L'article L1111-1 précise ensuite la définition du marché public lui-même : « un contrat conclu par un ou plusieurs acheteurs soumis au présent code avec un ou plusieurs opérateurs économiques, pour répondre à leurs besoins en matière de travaux, de fournitures ou de services, en contrepartie d'un prix ou de tout équivalent ». Dès le premier euro, un acheteur qui commande des travaux, fournitures ou services doit donc recourir à un marché public ou à une concession — il n'existe pas de seuil minimum en deçà duquel le droit de la commande publique ne s'appliquerait pas.

Un marché public n'est pas systématiquement un contrat administratif : il l'est lorsqu'il est conclu par une personne morale de droit public (article L6 du CCP), mais peut aussi l'être en raison de son objet ou de ses clauses même lorsque l'acheteur est une personne privée, dès lors que le contrat comporte des clauses exorbitantes du droit commun ou porte sur l'exécution même du service public (Tribunal des conflits, 13 octobre 2014, AXA France IARD, C3963 ; Conseil d'État, 20 avril 1956, Époux Bertin).
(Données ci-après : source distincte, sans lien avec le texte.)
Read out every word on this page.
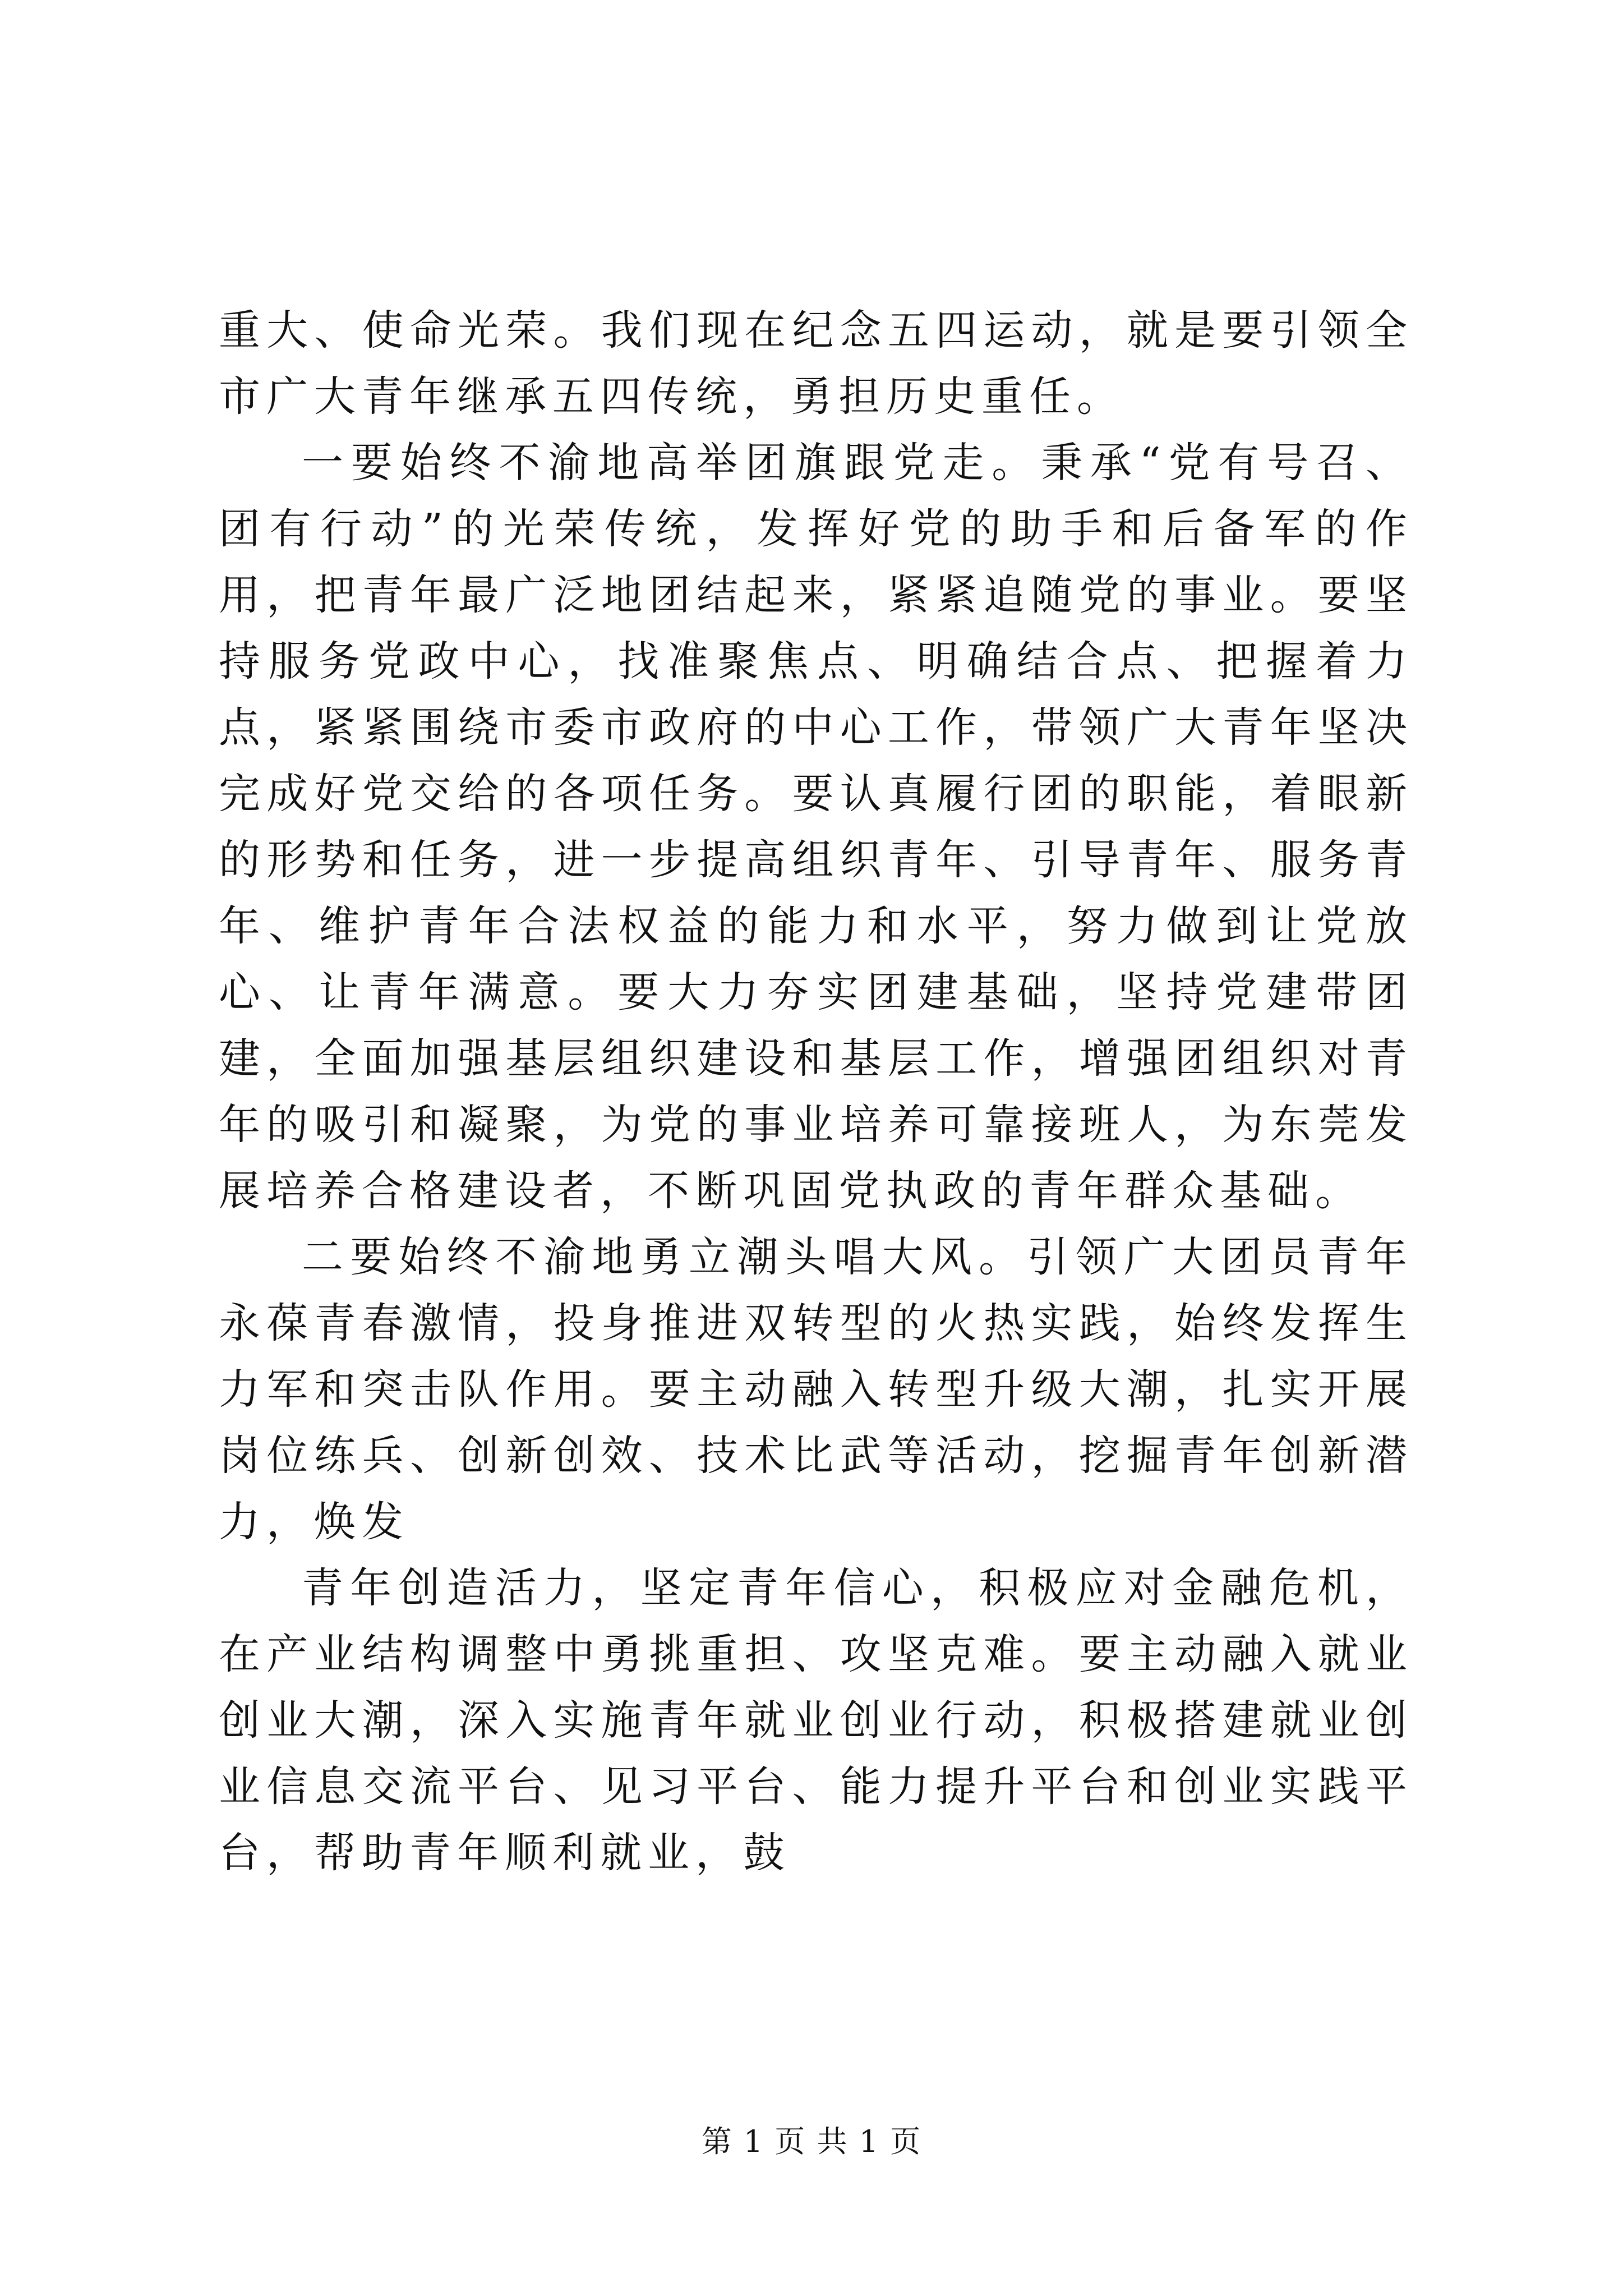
重大、使命光荣。我们现在纪念五四运动，就是要引领全市广大青年继承五四传统，勇担历史重任。

一要始终不渝地高举团旗跟党走。秉承“党有号召、团有行动”的光荣传统，发挥好党的助手和后备军的作用，把青年最广泛地团结起来，紧紧追随党的事业。要坚持服务党政中心，找准聚焦点、明确结合点、把握着力点，紧紧围绕市委市政府的中心工作，带领广大青年坚决完成好党交给的各项任务。要认真履行团的职能，着眼新的形势和任务，进一步提高组织青年、引导青年、服务青年、维护青年合法权益的能力和水平，努力做到让党放心、让青年满意。要大力夯实团建基础，坚持党建带团建，全面加强基层组织建设和基层工作，增强团组织对青年的吸引和凝聚，为党的事业培养可靠接班人，为东莞发展培养合格建设者，不断巩固党执政的青年群众基础。

二要始终不渝地勇立潮头唱大风。引领广大团员青年永葆青春激情，投身推进双转型的火热实践，始终发挥生力军和突击队作用。要主动融入转型升级大潮，扎实开展岗位练兵、创新创效、技术比武等活动，挖掘青年创新潜力，焕发

青年创造活力，坚定青年信心，积极应对金融危机，在产业结构调整中勇挑重担、攻坚克难。要主动融入就业创业大潮，深入实施青年就业创业行动，积极搭建就业创业信息交流平台、见习平台、能力提升平台和创业实践平台，帮助青年顺利就业，鼓

第 1 页 共 1 页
Un marché public n'est pas non plus nécessairement un contrat écrit en deçà de 25 000 € HT, même si le juge a pu requalifier en marché public un engagement purement oral (Cour administrative d'appel de Lyon, 29 juin 1994, Société Trédi, 92LY01571).

Quels sont les 3 éléments constitutifs d'un marché public ?

Un prix, ou un équivalent. Le marché public est conclu « à titre onéreux » (article L2 du CCP), ce qui donne lieu, dans la majorité des cas, au versement d'un prix par l'acheteur. Mais la contrepartie peut aussi être indirecte : le Conseil d'État a ainsi qualifié de marché public un marché de travaux dont la contrepartie était le droit d'exploiter une carrière (Conseil d'État, 3 juin 2009, Commune de Saint-Germain-en-Laye, n° 311798). Comme le relevait le rapporteur public dans une décision de principe, il suffit de constater « un échange de valeur entre les parties au contrat, un enrichissement du patrimoine d'une des parties au détriment de celui de l'autre » (Conseil d'État, section, 4 novembre 2005, Société Jean-Claude Decaux, n° 247299).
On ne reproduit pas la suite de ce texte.